Nicolas Mayencourt parle de souveraineté numérique
Nicolas Mayencourt, directeur du programme des Journées suisses de la cybersécurité, parle de souveraineté numérique, des dépendances de l'Europe et des vérités dérangeantes de l'avenir numérique.
Que recouvre la souveraineté numérique – et pourquoi est-elle si urgente en ce moment ?
La souveraineté numérique signifie que nous conservons le contrôle de notre avenir. Or, ce contrôle, pourtant si précieux, nous échappe actuellement.
Comment impliquer les citoyens, l'État, les entreprises et les infrastructures critiques dans un événement ?
En leur montrant que les cyber-risques ne sont pas démocratiques. Ils nous affectent tous, simultanément. Le SCSD est l'endroit où nous apprenons ensemble à nager plus vite que les vagues.
Quelle vérité dérangeante concernant la dépendance numérique de l'Europe est sous-estimée ?
Nous n'importons pas seulement de la technologie, nous importons des visions du monde et des idéologies. Celui qui contrôle la technologie contrôle les récits.
Que se passera-t-il si la Suisse perd son autonomie numérique demain ?
Nous prendrions conscience de notre dépendance, et plus vite que nous ne le souhaiterions. La lumière numérique ne s'éteint pas, mais quelqu'un d'autre décide de son intensité.
Qu’est-ce qui est le plus réaliste : une véritable indépendance ou de nouvelles alliances numériques ?
L'indépendance est un idéal. Les alliances sont une réalité. L'essentiel est d'avoir des partenaires, et non des tuteurs.
Quelle technologie sera le levier le plus puissant dans cinq ans – et qu’est-ce qui nous surprendra ?
Le levier le plus puissant : une IA que nous utilisons et comprenons. La surprise : notre dépendance inconsciente.
Avons-nous tardé à réglementer – et qu’est-ce qui est irréversible ? Trop tard ?
Non. Mais nous avons clairement raté la phase des premiers arrivés. Les données que nous avons divulguées sont irrévocables.
Quelle concentration de pouvoir est sous-estimée ?
Nous sous-estimons le pouvoir des gardiens du numérique – ces quelques plateformes qui déterminent ce que nous lisons, voyons et entendons, ce dont nous parlons et ce que nous achetons. La contribution de Cristina Caffarra à ce débat est particulièrement pertinente car elle ne se contente pas d'analyser ce pouvoir ; elle le dissèque. Économiste de la concurrence de premier plan, forte d'une longue expérience à l'intersection des géants du numérique, de la réglementation et des structures de marché, elle démontre avec précision l'ampleur de ces interdépendances et leurs conséquences sur l'économie et la société.

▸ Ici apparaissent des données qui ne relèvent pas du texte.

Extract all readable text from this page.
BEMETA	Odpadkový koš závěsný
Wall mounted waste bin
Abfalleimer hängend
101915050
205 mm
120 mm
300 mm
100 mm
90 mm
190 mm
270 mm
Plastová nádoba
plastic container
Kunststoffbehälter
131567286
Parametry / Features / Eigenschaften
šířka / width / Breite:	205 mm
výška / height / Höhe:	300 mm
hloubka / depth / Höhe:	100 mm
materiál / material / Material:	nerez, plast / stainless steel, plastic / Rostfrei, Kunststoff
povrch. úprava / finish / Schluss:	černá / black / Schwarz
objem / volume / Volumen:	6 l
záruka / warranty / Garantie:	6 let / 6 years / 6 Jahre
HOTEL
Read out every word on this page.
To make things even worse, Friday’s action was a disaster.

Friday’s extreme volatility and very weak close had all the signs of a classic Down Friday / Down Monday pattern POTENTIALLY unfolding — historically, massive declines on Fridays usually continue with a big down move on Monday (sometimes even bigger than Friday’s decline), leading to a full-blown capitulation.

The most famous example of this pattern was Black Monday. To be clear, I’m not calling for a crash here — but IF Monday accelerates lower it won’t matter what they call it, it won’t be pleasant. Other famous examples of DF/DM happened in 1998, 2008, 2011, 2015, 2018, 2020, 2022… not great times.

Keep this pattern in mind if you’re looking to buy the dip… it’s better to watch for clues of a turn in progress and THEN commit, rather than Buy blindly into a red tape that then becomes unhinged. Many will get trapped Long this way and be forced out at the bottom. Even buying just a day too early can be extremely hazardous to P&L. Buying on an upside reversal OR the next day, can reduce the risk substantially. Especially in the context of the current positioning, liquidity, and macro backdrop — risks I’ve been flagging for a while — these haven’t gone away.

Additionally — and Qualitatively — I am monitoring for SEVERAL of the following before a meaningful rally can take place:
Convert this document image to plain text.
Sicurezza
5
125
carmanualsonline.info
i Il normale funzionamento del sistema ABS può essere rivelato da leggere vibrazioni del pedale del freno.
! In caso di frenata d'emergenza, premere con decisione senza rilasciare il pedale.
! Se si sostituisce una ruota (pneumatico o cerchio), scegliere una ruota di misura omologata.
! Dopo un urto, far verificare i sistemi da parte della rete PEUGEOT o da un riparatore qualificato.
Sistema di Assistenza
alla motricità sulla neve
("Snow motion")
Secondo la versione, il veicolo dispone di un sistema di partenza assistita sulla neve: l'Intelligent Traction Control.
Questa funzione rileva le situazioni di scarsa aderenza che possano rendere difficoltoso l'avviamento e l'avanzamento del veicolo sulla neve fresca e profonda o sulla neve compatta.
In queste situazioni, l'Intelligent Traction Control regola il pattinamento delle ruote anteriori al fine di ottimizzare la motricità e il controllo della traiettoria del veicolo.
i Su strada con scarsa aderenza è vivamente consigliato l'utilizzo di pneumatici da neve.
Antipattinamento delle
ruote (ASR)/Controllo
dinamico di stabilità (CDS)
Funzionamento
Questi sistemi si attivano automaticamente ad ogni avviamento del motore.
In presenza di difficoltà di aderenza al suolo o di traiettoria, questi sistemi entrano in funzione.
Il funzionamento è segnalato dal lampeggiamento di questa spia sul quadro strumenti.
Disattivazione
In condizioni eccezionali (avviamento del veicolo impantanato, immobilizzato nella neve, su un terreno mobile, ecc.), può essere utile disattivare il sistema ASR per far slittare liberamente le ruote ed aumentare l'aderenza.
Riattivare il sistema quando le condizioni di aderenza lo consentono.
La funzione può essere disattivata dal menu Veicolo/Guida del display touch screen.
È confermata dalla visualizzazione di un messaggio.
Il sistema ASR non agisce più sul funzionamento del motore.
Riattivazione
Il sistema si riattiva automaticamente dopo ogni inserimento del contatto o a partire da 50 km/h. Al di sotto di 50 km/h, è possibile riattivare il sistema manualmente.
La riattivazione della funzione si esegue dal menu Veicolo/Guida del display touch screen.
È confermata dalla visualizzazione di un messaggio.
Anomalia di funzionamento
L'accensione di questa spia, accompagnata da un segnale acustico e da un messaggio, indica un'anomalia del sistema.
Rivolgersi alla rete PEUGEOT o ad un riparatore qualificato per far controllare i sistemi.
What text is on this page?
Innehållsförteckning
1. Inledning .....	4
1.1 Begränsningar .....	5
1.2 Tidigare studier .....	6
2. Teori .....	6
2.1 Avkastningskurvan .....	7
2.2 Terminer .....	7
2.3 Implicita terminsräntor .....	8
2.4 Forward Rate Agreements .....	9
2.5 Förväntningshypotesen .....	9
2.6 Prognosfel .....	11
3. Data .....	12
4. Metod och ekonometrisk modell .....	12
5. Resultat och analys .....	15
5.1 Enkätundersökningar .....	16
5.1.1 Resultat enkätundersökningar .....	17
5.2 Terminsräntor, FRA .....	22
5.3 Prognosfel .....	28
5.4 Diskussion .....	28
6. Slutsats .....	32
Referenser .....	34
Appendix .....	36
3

Laquelle des thèses de Bruno Giussani est la plus controversée ?
Sa revendication de souveraineté intellectuelle touche au cœur même de l'Europe : la technologie peut s'acheter, mais le respect de soi et le courage, non.
Quelle question commune poseriez-vous au Dr Cristina Caffarra, à Bruno Giussani et au Prof. Dr. Oliver Hoffmann ?
J'aimerais recueillir le point de vue de Cristina Caffarra, Bruno Giussani et Oliver Hoffmann, qui relie leurs différents domaines d'expertise : Cristina Caffarra, spécialiste du pouvoir des plateformes numériques ; Bruno Giussani, observateur des tendances technologiques et sociétales mondiales ; et Oliver Hoffmann, chercheur qui étudie les processus décisionnels. Ensemble, j'aimerais savoir : « Qui contrôlera nos décisions à l'avenir : nous-mêmes, des nations étrangères ou des machines ? »
Si vous pouviez contrôler l'intégralité de la souveraineté numérique de la Suisse pendant une journée, que feriez-vous ?
Je décréterais un moratoire de 24 heures sur les addictions numériques. Juste pour voir à quel point nous réagissons.
De quelle addiction numérique souffrez-vous personnellement – ou quelle idée fausse rencontrez-vous le plus souvent ?
Mon addiction personnelle est analogique : le maté. L’idée fausse la plus répandue : « La cybersécurité est un problème informatique. » Non. C’est un problème de société.